As president, Mr. Biden could challenge the provisions as unconstitutional, or claim executive authority to override them, but his answer in last year’s debate doesn’t imply he’s likely to choose either option. Instead, he could continue the Obama-era policy of quietly brokering deals to send the detainees to myriad foreign countries – deals that were usually lubricated with political and financial incentives for the potential host nations. Such a strategy sidesteps the politically radioactive question of sending prisoners to the United States. But it is nonetheless time-consuming, requires willing partners (many of whom would undoubtedly ask why the U.S. refuses to do what it’s asking other countries to do), and still means a Biden administration will have to make a decision on that final core group of prisoners deemed too innocent to charge but too dangerous to let go.

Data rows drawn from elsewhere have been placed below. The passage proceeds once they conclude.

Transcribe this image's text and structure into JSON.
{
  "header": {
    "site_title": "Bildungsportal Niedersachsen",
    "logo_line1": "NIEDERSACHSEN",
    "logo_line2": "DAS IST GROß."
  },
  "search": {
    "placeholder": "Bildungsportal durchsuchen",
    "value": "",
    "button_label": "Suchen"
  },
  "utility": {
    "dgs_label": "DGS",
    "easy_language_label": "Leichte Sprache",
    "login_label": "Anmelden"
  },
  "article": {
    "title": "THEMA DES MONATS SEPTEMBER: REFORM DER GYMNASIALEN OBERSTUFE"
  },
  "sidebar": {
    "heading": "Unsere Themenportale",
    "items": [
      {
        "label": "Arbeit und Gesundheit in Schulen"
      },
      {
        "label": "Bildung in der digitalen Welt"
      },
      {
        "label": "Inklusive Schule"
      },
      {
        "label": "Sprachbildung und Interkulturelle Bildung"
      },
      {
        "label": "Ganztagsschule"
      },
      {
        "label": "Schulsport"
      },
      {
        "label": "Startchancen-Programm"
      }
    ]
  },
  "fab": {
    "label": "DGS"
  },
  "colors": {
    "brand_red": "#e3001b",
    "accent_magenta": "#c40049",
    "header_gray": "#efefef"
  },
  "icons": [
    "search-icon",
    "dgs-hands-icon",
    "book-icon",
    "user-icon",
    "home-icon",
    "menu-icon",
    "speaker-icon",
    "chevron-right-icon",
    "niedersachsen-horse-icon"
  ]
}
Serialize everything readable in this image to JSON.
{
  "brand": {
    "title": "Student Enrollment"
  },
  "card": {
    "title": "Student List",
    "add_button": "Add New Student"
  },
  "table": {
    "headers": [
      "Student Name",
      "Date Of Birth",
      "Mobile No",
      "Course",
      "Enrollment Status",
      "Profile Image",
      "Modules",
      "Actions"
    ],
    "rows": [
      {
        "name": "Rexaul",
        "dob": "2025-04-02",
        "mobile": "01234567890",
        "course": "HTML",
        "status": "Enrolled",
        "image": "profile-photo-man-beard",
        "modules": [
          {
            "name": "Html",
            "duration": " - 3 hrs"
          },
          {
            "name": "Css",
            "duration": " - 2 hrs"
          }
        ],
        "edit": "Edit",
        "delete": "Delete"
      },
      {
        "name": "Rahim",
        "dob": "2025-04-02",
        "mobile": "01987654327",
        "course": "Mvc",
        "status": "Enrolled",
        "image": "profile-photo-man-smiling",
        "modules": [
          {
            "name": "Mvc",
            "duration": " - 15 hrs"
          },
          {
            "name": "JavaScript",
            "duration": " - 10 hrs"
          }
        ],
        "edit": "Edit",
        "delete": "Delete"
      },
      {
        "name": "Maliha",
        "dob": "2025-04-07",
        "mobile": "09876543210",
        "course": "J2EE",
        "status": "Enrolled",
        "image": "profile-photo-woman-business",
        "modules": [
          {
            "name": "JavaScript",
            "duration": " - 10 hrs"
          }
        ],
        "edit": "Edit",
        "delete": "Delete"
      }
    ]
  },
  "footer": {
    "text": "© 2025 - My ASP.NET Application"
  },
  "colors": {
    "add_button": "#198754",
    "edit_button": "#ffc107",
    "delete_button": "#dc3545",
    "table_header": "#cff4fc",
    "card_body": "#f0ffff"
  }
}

According to Mr. Wilner, of the 779 prisoners ever brought to Guantanamo, only 16 have been charged and not subsequently had the charges withdrawn. Of the 40 who remain, only nine face terror-related charges. The most important prisoner in the detention facility, Khalid Shaikh Mohammed – who, alongside four others, is accused of masterminding the 9/11 attacks – has yet to face a completed trial, more than 17 years after his arrest.
It is possible that the U.S. government may decide to take the path of least resistance on Guantanamo Bay – to simply keep trying to convict the prisoners it thinks it can under the military commission system and let all the others live out the rest of their lives in the detention camps. Any other approach will require both deal-making and public-relations efforts, meaning that a Biden White House would ultimately face the same central question the Obama administration did – how much political capital is it willing to spend on a place that, in the minds of many Americans, belongs to a previous iteration of the United States.
“If there’s a will, there’s a way,” Mr. Wilner said.